This week marks the last week of my alternative family medicine rotation. Being an osteopathic student, I thought I had a pretty good grasp of holistic medicine until I stepped foot into my current rotation. My preceptor is an osteopathic doctor but was inspired to practice naturopathic-like medicine after he experienced a change in his health twenty years ago. Naturopathic medicine is described as a “whole person” holistic philosophy that combines different treatment modalities such as: botanical medicine, naturopathic physical medicine (including naturopathic manipulative therapy), homeopathy, and acupuncture.
I have to admit, the first week of this rotation was eye-opening because it challenged the traditional medicine philosophies I’ve been taught. Instead of diagnosing patients with imaging or ordering treatments to cure symptoms, my preceptor looked for causal factors of their symptoms. Exactly why are they having fatigue?

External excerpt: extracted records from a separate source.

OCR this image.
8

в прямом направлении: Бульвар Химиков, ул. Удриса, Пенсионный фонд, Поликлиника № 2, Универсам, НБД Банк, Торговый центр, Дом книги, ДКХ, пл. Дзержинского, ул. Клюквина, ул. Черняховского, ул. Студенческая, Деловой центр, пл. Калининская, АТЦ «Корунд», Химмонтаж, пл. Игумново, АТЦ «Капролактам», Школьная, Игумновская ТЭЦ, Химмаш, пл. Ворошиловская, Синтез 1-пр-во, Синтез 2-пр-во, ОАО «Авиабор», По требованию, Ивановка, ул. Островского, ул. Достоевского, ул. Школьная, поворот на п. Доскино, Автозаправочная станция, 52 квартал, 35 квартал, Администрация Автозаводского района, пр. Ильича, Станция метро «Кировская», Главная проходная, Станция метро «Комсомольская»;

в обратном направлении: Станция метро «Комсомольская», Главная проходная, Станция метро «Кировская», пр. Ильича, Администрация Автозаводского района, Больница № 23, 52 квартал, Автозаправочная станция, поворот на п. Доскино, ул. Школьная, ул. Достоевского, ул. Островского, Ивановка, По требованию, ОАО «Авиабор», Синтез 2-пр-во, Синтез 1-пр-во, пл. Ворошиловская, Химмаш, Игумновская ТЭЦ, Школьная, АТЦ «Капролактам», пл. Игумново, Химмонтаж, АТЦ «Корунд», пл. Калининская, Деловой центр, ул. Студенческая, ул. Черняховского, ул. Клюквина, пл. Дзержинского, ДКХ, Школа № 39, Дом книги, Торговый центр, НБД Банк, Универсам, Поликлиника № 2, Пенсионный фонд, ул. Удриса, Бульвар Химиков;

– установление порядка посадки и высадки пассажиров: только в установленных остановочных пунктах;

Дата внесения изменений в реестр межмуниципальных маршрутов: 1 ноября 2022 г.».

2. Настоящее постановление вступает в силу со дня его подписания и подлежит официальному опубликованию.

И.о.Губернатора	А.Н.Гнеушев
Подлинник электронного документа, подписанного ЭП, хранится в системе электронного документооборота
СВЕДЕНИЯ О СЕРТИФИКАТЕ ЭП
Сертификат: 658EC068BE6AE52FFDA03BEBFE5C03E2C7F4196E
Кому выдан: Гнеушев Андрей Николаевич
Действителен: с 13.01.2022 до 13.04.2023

What in their environment or diet is causing them to have brain fog? How do we lessen the toxic load these patients have so that we can decrease the amount of medications they are taking? How can we create a timeline of events to find these causal factors?
Each patient encounter ranged from 30-90 minutes depending on whether they had lab follow-ups or if they were a new patient. This was incredible! To be able to talk to patients without worrying much about time allowed us to get a very complete history. This helped guide us through alternative and more natural treatments. Many of the treatments were the same for patients and involved prescribing various vitamins and supplements. My preceptor based many of his treatments on lab values and it was really great seeing patients improve in their symptoms.
I also learned a lot about how to become healthier, myself. I didn’t realize how many toxic things I had in my life from plastic water bottles, hair dye, lack of vitamins, to using entirely too many wireless devices. At first, I didn’t know how I was going to feel about learning such a different philosophy of medicine but at the end of the day, I am glad I did this rotation. I think that we can be so stuck on one point of view that we fail to consider other possible paths to the same outcome. I highly suggest doing an alternative medicine rotation to allow yourself to be open to other forms of treatment. I think all in all, it will help you become a better physician for your patient!